On Sunday 16 April Cairo Criminal Court ruled Aya Hegazi, a dual US-Egyptian national, not guilty. She had been detained for more than three years in a case that has sparked international concern.
In his ruling the judge said the prosecutor had not submitted sufficient evidence for the case to continue.
The court also acquitted Hagazi’s seven co-defendants, including her husband Mohamed Hassanein. They were found not guilty of a raft of charges that included the kidnapping and sexual abuse of children.
After judge Mohamed Al-Fekki read out the verdict Hegazi and her husband embraced in the dock. Hassanein then vowed to continue working for street children.
“The prosecution can contest the ruling in 60 days… but the court said they had presented no evidence that the defendants committed any crime,” said Hegazi’s lawyer Ahmed Saad. “The only legal infringement was operating without licence and this is a misdemeanour, not a felony.”
Hegazi set up the Belady Foundation for Street Children in September 2013 with the goal of offering services, including protection from sexual abuse, to Egypt’s street children. It offered literacy and art classes in addition to other activities.

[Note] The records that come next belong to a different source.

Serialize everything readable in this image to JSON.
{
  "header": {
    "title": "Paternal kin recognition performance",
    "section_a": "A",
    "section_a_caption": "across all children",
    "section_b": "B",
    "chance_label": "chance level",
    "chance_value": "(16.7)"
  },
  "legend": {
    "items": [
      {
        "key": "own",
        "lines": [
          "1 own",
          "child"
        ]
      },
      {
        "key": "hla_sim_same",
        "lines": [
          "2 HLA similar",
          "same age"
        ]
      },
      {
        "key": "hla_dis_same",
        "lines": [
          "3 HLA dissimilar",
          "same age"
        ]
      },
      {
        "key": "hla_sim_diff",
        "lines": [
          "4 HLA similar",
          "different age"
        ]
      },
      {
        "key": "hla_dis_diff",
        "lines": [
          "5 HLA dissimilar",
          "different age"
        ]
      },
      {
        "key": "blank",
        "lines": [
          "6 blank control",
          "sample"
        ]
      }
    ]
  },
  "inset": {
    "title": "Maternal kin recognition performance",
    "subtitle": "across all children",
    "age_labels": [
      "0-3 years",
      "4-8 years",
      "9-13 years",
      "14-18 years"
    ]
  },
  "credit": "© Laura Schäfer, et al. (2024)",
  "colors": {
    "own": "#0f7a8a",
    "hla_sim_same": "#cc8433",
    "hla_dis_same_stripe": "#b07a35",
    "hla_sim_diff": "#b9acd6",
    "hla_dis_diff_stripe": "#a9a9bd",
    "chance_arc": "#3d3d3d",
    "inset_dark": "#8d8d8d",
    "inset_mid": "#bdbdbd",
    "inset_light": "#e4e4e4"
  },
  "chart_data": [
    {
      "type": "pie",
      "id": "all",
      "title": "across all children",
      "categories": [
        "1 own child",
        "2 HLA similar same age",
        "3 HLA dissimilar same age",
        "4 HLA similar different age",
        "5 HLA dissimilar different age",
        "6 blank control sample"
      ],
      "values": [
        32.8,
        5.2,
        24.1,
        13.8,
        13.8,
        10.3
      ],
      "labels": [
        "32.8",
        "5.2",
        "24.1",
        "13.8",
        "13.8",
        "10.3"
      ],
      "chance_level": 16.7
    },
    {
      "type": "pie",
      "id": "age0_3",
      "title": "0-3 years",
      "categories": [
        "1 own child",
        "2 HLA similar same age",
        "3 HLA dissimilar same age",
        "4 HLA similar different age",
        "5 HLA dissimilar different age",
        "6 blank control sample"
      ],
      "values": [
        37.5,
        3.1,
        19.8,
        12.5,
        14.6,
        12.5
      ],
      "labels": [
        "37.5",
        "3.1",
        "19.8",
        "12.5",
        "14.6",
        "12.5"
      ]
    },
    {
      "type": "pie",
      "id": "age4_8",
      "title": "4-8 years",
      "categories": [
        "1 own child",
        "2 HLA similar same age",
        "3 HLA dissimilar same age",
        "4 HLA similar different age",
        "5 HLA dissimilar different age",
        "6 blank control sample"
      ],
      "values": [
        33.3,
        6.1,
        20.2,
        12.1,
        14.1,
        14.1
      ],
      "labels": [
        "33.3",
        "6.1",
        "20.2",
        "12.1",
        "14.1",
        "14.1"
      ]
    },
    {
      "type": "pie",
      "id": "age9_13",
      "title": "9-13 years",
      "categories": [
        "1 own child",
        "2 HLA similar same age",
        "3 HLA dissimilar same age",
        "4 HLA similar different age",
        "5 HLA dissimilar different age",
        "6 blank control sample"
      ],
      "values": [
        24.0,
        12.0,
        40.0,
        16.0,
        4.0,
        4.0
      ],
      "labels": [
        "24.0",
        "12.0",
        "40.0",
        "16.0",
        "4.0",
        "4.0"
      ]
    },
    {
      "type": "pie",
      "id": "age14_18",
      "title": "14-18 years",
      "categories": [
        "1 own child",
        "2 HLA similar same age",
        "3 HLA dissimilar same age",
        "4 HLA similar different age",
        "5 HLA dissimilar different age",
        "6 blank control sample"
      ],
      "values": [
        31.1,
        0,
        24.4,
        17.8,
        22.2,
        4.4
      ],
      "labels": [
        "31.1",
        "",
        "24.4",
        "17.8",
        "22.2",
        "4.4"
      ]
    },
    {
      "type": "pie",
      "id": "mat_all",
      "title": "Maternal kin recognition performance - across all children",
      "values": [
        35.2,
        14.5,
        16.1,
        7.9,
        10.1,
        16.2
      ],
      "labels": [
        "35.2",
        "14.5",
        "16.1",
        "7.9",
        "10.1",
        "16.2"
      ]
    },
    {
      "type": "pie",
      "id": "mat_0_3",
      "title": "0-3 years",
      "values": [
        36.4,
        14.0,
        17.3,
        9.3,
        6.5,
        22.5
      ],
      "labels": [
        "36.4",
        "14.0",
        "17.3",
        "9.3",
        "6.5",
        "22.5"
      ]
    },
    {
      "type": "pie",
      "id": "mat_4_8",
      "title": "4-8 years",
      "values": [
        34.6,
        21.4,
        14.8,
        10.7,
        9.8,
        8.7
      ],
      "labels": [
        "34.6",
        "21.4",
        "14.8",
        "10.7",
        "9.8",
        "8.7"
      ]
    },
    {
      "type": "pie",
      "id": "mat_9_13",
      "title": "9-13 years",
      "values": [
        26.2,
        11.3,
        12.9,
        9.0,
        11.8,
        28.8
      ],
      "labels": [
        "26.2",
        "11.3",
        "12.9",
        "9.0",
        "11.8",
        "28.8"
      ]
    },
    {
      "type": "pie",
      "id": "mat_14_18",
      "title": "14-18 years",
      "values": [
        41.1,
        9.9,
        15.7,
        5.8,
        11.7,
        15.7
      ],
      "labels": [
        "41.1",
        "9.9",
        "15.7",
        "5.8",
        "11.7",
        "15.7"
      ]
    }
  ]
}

In May 2014 police raided Belady’s headquarters in downtown Cairo following a complaint from a man who claimed the foundation had kidnapped his son. The police arrested Hegazi, her husband and six others. Following the raid, the police reportedly discovered Belady was not registered, lacked a licence to offer any help to street children and may have been funded from non-Egyptian sources.
Hegazi told the court that after she had returned from the US to her “beloved country” following the 25 January Revolution she decided to found the Belady Foundation for Street Children.
Hegazi’s case caused friction between Cairo and Washington — the Obama administration called on the Egyptian government to release Hegazi — and was condemned by both local and international rights groups. During last year’s US presidential campaign Hilary Clinton called for Hegazi’s release.
During his visit to Washington earlier this month President Abdel-Fattah Al-Sisi said the case was “in the hands of the courts and the executive authority cannot interfere”.
“I would like to reassure those who are interested in this case, and by the way the charge against her is using children in demonstrations, that it is now being looked into by the courts,” Al-Sisi told Fox News on 6 April.
“As soon as the courts issue a verdict, we will have the opportunity, based on my authority as president, to act in a suitable way,” he added.
The US consulate in Cairo did not attend the final court session, the first hearing it has missed since the start of the trial. Hegazi’s lawyer said his client refused to use her American nationality and insisted she be tried as an Egyptian citizen. Representatives from local and international human rights groups were in court for the verdict.
Following the ruling the Ministry of Social Solidarity said no decision had been taken on whether to dissolve Belady or grant it a licence.
“We have to wait for the details of the ruling before determining whether Belady will be allowed to continue to operate,” said Ayman Abdel-Mawgoud, head of the NGO department at the Ministry of Solidarity.